El agrandamiento de la próstata puede ocasionar síntomas molestosos, pero por fortuna hay remedios para tratarse de inmediato, no como otras afecciones de mayor gravedad que se cuelan por esos recovecos.

Menos mal que tiene un hospital y un batallón de médicos a su servicio. La próstata del rey es VIP. Miles de hombres que sufren de lo mismo no tienen atención, porque no existen los servicios en los lugares donde viven y en otros casos porque los hay, pero no los pueden pagar. Fatal. Según la Sociedad Americana del Cáncer, uno de cada ocho hombres sufrirá de cáncer de la próstata. Les repito, es un asunto serio. Tan serio como lo que en mayor cantidad pasamos las mujeres con la visita al ginecólogo, la mamografía y el incómodo y antipático examen endovaginal, que mentalmente transcurre durante horas, aunque en realidad toma solamente unos minutos.

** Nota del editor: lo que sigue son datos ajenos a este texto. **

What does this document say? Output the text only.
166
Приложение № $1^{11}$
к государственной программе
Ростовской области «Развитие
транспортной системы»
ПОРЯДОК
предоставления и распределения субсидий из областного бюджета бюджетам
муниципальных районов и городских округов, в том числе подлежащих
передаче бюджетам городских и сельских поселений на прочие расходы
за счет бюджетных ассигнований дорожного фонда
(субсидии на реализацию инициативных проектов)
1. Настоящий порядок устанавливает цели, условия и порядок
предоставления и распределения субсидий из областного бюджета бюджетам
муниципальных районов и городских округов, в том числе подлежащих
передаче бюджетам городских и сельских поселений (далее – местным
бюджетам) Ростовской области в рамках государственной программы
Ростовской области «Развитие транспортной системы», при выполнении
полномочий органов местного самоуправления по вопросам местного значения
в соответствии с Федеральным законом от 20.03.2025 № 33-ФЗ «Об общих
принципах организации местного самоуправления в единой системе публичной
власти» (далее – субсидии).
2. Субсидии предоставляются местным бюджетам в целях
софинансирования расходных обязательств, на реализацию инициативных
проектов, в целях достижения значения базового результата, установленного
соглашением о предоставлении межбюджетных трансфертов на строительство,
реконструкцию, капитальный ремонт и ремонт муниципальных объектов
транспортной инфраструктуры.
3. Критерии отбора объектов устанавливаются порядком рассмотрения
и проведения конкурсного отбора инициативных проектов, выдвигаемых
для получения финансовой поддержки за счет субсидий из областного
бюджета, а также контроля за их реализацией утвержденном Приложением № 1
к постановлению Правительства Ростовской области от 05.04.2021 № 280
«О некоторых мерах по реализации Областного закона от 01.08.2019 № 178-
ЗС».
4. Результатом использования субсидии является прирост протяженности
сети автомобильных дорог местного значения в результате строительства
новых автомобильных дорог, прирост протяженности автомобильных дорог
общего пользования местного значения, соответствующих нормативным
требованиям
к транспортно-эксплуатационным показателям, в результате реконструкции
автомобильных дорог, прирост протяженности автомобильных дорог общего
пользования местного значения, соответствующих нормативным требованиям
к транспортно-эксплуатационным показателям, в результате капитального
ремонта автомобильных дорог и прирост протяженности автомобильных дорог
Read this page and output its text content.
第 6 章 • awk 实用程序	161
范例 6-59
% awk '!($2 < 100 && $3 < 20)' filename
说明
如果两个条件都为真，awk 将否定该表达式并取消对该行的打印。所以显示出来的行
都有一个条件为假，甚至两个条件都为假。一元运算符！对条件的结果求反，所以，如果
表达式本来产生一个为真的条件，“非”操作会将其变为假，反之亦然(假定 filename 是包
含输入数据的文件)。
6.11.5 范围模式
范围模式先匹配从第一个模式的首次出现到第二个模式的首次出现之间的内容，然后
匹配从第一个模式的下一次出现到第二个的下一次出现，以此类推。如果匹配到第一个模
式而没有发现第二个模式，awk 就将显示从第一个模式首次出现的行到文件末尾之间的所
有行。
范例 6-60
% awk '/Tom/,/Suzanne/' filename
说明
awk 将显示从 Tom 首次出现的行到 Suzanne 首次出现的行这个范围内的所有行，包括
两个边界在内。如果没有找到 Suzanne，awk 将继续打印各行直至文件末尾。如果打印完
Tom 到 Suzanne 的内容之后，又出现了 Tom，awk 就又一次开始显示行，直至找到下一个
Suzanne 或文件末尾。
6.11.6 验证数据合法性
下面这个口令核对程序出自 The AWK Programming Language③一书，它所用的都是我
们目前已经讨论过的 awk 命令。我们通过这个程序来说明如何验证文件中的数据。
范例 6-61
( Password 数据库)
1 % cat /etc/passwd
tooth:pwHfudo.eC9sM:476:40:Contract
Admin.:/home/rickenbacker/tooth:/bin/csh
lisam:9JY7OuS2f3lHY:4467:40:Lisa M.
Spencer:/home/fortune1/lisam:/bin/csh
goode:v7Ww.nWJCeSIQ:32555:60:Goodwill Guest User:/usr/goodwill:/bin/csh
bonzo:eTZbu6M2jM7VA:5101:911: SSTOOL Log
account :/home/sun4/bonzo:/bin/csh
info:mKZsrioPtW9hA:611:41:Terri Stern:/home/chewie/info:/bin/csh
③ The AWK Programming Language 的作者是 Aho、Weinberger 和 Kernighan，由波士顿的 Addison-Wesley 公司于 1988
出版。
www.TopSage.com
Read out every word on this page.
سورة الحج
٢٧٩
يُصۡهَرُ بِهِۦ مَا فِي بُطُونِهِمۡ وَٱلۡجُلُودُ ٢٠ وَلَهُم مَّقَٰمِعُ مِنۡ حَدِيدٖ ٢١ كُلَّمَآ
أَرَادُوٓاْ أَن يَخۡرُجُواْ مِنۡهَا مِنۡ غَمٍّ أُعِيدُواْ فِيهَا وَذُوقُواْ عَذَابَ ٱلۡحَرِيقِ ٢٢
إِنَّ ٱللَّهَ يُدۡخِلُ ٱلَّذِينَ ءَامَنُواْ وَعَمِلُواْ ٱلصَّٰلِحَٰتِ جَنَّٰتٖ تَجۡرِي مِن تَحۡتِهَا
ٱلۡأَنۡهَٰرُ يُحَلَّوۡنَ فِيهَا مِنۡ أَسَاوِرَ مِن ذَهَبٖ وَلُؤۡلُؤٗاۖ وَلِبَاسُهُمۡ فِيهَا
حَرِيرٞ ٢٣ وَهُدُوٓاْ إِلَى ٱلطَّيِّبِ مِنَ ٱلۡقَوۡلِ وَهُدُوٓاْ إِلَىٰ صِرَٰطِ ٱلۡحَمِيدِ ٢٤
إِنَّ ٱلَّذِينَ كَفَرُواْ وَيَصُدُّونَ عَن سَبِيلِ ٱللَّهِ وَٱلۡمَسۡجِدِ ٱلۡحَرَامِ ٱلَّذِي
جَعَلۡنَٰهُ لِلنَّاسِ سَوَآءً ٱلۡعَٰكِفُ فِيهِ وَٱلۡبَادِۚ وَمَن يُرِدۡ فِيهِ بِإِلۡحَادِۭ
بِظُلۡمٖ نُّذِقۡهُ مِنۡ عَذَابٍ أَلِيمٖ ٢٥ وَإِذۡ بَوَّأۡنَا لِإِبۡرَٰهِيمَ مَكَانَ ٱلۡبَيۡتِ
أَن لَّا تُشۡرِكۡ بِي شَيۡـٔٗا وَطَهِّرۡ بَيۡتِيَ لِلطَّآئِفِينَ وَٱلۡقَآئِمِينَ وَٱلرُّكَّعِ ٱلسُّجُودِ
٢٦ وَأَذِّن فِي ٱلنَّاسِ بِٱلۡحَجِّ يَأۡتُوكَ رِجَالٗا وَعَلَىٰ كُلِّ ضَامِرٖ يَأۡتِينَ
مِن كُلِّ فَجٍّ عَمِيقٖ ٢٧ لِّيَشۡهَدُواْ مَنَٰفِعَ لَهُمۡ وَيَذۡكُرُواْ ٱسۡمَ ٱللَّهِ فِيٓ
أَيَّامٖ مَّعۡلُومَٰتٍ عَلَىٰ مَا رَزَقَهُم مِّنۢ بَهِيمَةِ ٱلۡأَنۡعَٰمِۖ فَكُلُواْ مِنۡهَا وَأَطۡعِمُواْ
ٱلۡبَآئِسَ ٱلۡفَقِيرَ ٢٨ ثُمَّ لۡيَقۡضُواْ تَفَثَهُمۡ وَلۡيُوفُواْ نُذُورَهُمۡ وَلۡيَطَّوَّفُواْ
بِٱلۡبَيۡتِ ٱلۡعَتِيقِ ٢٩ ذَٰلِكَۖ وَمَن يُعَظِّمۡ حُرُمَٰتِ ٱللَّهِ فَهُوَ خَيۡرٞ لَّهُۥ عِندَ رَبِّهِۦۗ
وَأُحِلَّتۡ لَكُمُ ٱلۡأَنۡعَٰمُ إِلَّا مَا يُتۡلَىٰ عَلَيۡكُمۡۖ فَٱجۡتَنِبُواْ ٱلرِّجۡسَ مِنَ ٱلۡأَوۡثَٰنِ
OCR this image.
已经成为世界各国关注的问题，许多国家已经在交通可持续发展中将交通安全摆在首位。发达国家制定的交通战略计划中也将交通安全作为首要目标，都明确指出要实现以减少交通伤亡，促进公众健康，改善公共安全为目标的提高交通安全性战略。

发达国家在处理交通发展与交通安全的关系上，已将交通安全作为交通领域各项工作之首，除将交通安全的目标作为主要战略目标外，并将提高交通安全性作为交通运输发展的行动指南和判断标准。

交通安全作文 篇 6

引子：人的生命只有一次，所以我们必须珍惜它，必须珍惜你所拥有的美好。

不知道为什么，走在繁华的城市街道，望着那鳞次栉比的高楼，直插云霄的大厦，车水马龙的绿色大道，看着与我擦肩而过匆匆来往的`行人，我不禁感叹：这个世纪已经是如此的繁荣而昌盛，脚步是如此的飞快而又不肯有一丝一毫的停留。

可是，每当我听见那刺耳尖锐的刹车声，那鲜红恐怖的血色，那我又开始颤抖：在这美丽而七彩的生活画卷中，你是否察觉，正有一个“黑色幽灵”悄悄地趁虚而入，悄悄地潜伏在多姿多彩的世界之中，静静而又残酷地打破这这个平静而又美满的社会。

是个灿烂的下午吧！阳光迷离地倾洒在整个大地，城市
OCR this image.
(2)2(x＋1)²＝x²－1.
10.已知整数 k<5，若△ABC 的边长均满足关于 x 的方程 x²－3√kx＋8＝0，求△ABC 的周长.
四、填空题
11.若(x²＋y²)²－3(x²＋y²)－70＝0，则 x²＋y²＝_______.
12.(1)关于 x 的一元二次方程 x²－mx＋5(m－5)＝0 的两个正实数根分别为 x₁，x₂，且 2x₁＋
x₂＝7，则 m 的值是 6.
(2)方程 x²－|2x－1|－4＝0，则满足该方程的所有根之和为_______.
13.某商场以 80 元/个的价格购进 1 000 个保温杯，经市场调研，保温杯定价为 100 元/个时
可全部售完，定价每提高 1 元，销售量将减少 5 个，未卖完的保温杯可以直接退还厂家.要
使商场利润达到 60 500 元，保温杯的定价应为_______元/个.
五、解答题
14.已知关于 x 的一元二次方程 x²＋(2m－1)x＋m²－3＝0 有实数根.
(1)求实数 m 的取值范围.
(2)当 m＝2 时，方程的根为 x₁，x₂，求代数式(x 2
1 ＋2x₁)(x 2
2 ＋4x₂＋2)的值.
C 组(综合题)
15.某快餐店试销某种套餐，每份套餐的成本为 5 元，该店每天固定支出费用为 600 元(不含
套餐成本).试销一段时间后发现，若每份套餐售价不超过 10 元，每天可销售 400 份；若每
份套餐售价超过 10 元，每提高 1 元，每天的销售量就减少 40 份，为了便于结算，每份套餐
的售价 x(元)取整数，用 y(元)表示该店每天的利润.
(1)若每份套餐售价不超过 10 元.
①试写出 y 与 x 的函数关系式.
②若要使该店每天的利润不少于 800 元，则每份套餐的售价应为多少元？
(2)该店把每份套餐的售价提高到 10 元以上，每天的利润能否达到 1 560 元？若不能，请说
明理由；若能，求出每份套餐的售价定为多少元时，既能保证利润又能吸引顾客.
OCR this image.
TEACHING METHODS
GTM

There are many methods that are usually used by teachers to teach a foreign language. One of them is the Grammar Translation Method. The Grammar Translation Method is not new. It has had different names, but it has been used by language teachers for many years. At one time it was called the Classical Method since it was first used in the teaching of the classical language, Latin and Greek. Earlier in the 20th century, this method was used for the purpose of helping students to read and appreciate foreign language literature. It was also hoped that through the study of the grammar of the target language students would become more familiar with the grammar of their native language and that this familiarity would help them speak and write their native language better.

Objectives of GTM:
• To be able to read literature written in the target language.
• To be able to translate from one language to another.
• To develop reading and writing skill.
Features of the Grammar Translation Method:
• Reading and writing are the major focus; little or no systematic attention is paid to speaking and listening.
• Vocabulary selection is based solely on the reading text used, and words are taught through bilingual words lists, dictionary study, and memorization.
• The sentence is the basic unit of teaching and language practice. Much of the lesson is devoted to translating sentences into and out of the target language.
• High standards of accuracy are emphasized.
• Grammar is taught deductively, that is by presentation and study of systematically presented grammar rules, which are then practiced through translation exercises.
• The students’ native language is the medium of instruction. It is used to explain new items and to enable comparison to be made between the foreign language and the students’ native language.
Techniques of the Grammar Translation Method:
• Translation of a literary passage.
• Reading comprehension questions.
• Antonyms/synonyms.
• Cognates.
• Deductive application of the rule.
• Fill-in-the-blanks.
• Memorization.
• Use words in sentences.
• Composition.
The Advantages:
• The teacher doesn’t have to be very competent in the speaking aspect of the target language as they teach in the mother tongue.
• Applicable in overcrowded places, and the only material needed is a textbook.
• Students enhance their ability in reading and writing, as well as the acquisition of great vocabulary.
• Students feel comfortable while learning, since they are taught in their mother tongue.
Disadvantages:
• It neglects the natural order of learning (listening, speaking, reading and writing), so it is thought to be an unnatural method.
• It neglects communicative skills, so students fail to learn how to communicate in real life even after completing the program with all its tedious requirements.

Pero bueno, que hay que guardar los miedos en el fondo del cajón y meterle mano a los chequeos de rigor que debemos practicarnos anualmente. A tiempo todo tiene remedio, o por lo menos alivio. El problema es que nos dejamos para último. Trabajo, hijos, familia, casa y compromisos van primero en esa lista en la que deberíamos figurar en el primer lugar. Enero es un buen mes para calendarizar el chequeo anual, que sea completo, desde la cabeza hasta los pies. Sobre todo, con la escasez de médicos y la saturación de las agendas de los que hay, lo que provoca que las citas sean meses después. En un abrir de ojos entramos en febrero y cuando vengamos a ver, ya estaremos despidiendo el año otra vez. Así que hay que mover el culete, sacudirse la modorra y actuar en beneficio de nuestro bienestar. No somos materia de titular, pero somos importantes y merecemos estar saludables.

Las mujeres somos, por alguna razón, más proactivas. Al toro por los cuernos es nuestra consigna, aunque nos dé terror visitar los médicos. Los hombres son un poco más vagonetas en el asunto, podríamos decir que le sacan el cuerpo. Pero hay que hacerlo, señores, hay que hacerlo.